“Have another,” suggested Tembarom, moving the box nearer to him.
“No, thank you.” He rose and crossed the room to the wall of book-shelves. And Tembarom's eye was caught again by the fineness of movement and line the evening clothes made manifest. “What a swell he looked when he moved about like that! What a swell, by jings!”
He looked along the line of shelves and presently took a book down and opened it. He turned over its leaves until something arrested his attention, and then he fell to reading. He read several minutes, while Tembarom watched him. The silence was broken by his laughing a little.
“Listen to this,” he said, and began to read something in a language totally unknown to his hearer. “A man who writes that sort of thing about a woman is an old bounder, whether he's a poet or not. There's a small, biting spitefulness about it that's cattish.”
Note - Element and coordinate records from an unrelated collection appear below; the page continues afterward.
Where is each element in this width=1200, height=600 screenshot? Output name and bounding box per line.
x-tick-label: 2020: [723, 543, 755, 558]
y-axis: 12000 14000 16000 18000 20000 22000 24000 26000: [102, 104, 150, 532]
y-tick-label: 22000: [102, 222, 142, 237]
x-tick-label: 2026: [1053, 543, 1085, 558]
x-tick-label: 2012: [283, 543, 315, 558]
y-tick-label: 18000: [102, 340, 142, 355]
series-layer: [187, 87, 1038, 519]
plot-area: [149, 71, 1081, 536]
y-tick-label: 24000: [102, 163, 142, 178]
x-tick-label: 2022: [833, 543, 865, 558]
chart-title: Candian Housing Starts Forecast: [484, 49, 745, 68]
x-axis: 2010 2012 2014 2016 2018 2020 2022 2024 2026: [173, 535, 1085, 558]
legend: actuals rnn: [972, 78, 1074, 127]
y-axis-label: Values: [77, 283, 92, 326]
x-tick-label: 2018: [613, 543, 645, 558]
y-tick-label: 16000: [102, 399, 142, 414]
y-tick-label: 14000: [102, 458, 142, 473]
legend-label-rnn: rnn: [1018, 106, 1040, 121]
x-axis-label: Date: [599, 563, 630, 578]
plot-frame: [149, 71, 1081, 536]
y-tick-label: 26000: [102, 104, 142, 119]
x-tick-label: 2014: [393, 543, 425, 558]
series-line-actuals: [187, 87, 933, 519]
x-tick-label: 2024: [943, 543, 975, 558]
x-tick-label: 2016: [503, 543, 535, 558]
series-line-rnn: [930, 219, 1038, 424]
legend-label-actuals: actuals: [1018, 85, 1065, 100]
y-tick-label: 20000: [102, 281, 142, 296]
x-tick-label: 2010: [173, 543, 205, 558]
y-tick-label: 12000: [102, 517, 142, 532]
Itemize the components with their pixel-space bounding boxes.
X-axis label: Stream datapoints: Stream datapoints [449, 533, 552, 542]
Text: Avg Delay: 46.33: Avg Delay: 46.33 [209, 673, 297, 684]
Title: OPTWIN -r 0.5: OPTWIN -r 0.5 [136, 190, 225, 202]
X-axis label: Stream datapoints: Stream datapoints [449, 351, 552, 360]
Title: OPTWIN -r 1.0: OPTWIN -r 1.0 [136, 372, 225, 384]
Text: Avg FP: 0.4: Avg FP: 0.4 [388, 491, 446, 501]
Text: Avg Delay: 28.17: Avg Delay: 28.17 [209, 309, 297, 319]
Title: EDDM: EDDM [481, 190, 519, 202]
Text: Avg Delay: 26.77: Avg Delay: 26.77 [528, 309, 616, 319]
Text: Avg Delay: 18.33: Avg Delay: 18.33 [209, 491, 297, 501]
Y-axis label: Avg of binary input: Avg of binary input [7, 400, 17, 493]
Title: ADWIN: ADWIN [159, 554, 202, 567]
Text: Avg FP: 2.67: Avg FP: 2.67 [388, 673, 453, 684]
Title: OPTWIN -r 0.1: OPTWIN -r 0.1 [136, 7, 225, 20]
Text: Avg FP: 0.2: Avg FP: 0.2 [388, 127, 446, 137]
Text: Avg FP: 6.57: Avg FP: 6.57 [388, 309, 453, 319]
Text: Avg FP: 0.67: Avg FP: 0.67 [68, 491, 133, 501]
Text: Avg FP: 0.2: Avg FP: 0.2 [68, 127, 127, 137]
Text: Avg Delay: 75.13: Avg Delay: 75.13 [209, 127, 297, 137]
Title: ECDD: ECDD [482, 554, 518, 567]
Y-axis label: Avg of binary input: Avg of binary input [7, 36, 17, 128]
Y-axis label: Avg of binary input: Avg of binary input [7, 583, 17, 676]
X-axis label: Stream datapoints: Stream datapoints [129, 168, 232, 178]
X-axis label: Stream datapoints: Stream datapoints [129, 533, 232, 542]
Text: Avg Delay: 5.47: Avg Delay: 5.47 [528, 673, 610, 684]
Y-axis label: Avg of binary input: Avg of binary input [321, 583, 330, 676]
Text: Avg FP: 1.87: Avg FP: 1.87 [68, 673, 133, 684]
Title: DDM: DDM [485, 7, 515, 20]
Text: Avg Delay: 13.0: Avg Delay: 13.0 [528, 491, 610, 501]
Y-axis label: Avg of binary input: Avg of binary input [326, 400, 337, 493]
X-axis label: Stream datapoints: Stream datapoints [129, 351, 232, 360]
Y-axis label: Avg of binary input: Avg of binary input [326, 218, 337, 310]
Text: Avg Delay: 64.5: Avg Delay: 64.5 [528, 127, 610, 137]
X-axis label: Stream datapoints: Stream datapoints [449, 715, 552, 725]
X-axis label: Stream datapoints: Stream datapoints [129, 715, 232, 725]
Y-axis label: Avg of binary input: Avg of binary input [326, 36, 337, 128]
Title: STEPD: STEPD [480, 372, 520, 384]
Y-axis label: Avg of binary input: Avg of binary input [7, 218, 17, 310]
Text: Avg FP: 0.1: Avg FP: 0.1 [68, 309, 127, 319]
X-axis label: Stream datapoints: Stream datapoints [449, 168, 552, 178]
“Who did it?” Tembarom inquired softly. It might be a good idea to lead him on.
“Horace. In spite of his genius, he sometimes makes you feel he was rather a blackguard.”
“Horace!” For the moment T. Tembarom forgot himself. “I always heard he was a sort of Y.M.C.A. old guy—old Horace Greeley. The Tribune was no yellow journal when he had it.”
He was sorry he had spoken the next moment. Strangeways looked puzzled.
“The Tribune,” he hesitated. “The Roman Tribune?”
“No, New York. He started it—old Horace did. But perhaps we're not talking of the same man.”